Knowledge, which is based on combining the two readings, the reading of revelation and the reading of nature, is the key to every good in both worlds. One’s real achievements and happiness are commensurate with what and how much one reads, and with what and how much one knows. Both ignorance and ‘erroneous readings’ are the maladies that bring misfortune upon those who subscribe to both or either of them. It is difficult to ascertain which one of the two diseases is worse. As the Prophet (pbuh) used to implore his Lord to protect him from the evil of ignorance, he likewise often sought refuge with Allah from ‘knowledge that brings no benefit’.

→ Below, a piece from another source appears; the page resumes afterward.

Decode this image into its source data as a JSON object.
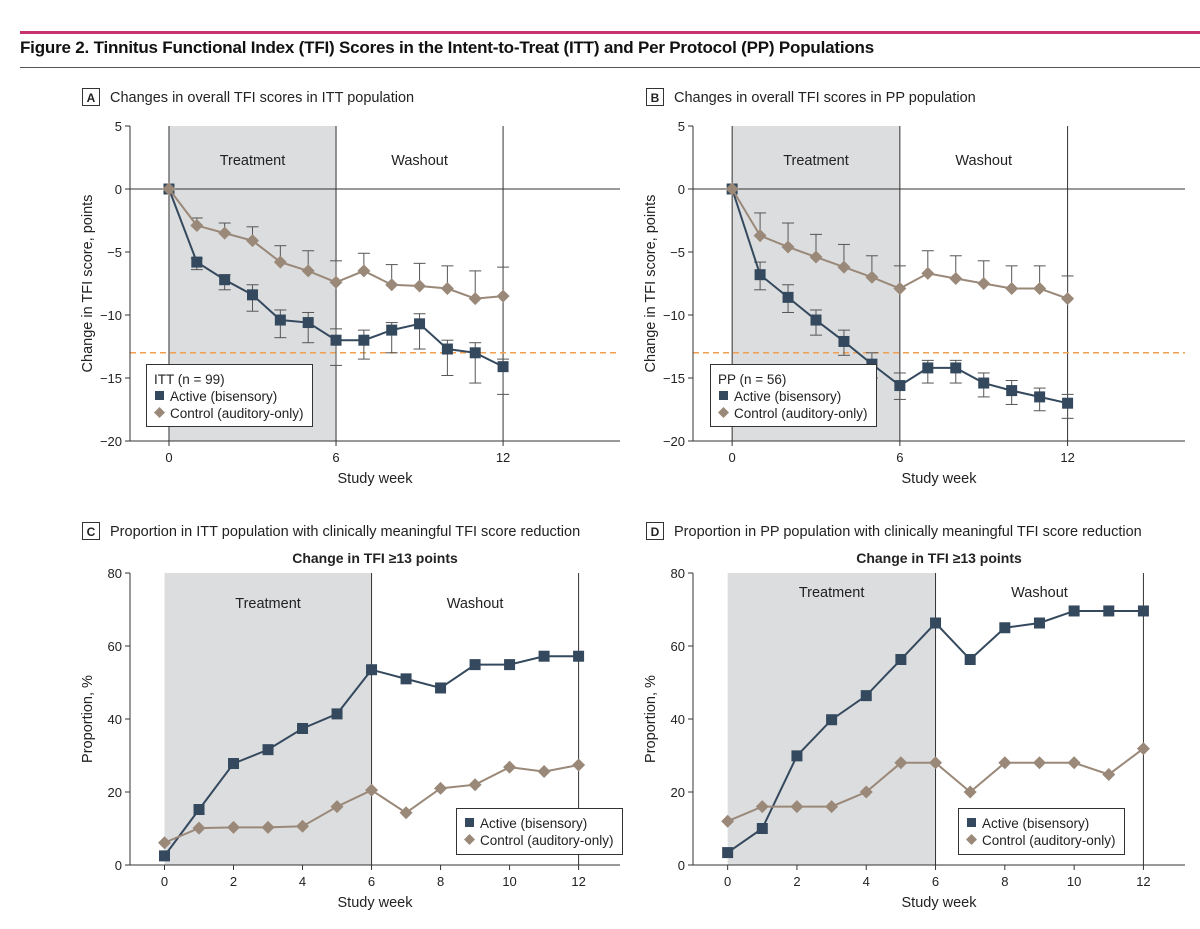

Based on the above, it is not difficult to understand why the whole earth has been made for the Muslims as pure and hence as a worthy place of worship (Sahih al-Bukhari); why the Muslims are strongly encouraged to traverse the earth and witness as many signs that operate within different contexts as possible (Qur’an [22: 46]; [29: 20]; [12: 109]); why no harm is to be inflicted on anybody and anything for whatever reason (Sunan Ibn Majah) and why all actions of Allah’s faithful servants must be constructive and enlightening. Nor is it difficult to understand why the believers are fond of staying in touch with the natural environment as much as the prevailing conditions are able to permit. Total isolation from nature’s kingdoms, no matter where and under what circumstances, is never a voluntary and enjoyable option for an enlightened servant of Allah. Total isolation from nature means a denial of access to a prime source of divine inspiration and light. Such should be seen as an offence with some potentially hazardous spiritual and mental corollaries. Interacting with nature is likely to inspire, stimulate, enlighten and soothe, whereas the opposite tends to stultify, depress and exasperate.

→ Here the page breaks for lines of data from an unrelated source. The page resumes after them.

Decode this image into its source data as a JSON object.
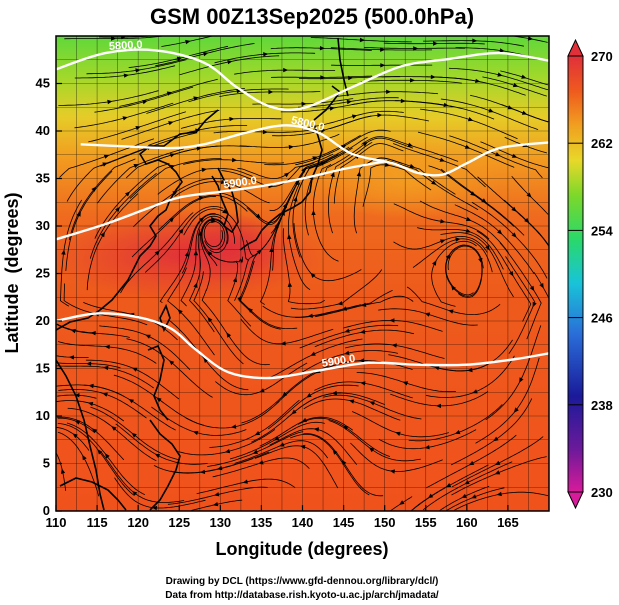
{
  "chart_data": {
    "type": "heatmap",
    "title": "GSM 00Z13Sep2025 (500.0hPa)",
    "xlabel": "Longitude (degrees)",
    "ylabel": "Latitude  (degrees)",
    "xlim": [
      110,
      170
    ],
    "ylim": [
      0,
      50
    ],
    "x_ticks": [
      110,
      115,
      120,
      125,
      130,
      135,
      140,
      145,
      150,
      155,
      160,
      165
    ],
    "y_ticks": [
      0,
      5,
      10,
      15,
      20,
      25,
      30,
      35,
      40,
      45
    ],
    "colorbar": {
      "range": [
        230,
        270
      ],
      "ticks": [
        230,
        238,
        246,
        254,
        262,
        270
      ],
      "colors": [
        "#d81b9a",
        "#1a1a9a",
        "#2a6cd8",
        "#19c4d8",
        "#2ad86a",
        "#7cd82a",
        "#e8d82a",
        "#f0a020",
        "#ef5a1e",
        "#e0303a"
      ]
    },
    "contours": [
      {
        "label": "5800.0",
        "points": [
          [
            110,
            46.5
          ],
          [
            116,
            48.2
          ],
          [
            122,
            48.5
          ],
          [
            128,
            47.2
          ],
          [
            132,
            44.6
          ],
          [
            136,
            42.6
          ],
          [
            140,
            42.4
          ],
          [
            146,
            44.6
          ],
          [
            152,
            46.8
          ],
          [
            158,
            47.6
          ],
          [
            164,
            48.2
          ],
          [
            170,
            47.4
          ]
        ]
      },
      {
        "label": "5800.0",
        "points": [
          [
            113,
            38.6
          ],
          [
            118,
            38.4
          ],
          [
            124,
            38.2
          ],
          [
            128,
            38.6
          ],
          [
            133,
            39.8
          ],
          [
            138,
            40.6
          ],
          [
            142,
            39.8
          ],
          [
            146,
            37.6
          ],
          [
            151,
            36.6
          ],
          [
            154,
            35.6
          ],
          [
            157,
            35.4
          ],
          [
            160,
            36.6
          ],
          [
            164,
            38.2
          ],
          [
            170,
            38.8
          ]
        ]
      },
      {
        "label": "5900.0",
        "points": [
          [
            110,
            28.6
          ],
          [
            116,
            30.2
          ],
          [
            121,
            31.8
          ],
          [
            125,
            33.0
          ],
          [
            130,
            33.6
          ],
          [
            135,
            34.2
          ],
          [
            140,
            35.0
          ],
          [
            145,
            36.0
          ],
          [
            150,
            36.8
          ]
        ]
      },
      {
        "label": "5900.0",
        "points": [
          [
            110,
            20.0
          ],
          [
            115,
            20.8
          ],
          [
            120,
            20.4
          ],
          [
            124,
            19.2
          ],
          [
            127,
            17.0
          ],
          [
            131,
            14.6
          ],
          [
            136,
            14.0
          ],
          [
            142,
            14.8
          ],
          [
            148,
            15.6
          ],
          [
            154,
            15.4
          ],
          [
            160,
            15.4
          ],
          [
            166,
            16.0
          ],
          [
            170,
            16.6
          ]
        ]
      }
    ],
    "anticyclones": [
      [
        129,
        30
      ],
      [
        149,
        39
      ],
      [
        160,
        27
      ]
    ]
  },
  "credits": {
    "line1": "Drawing by DCL (https://www.gfd-dennou.org/library/dcl/)",
    "line2": "Data from http://database.rish.kyoto-u.ac.jp/arch/jmadata/"
  }
}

This is readily apparent in the ways the Islamic built environment has been perceived and created all the way through. For instance, the notion of the residential and institutional courtyard in the Islamic built environment surely became one of the most identifiable components throughout the history of Islamic civilization and in almost every geographical region. There were many factors that called for such an extensive usage of courtyards, however, intimately interacting with the fundamental elements of nature and the outside space, thus bringing nature to the core of an edifice and making it function as nature-friendly, was one of the most significant factors.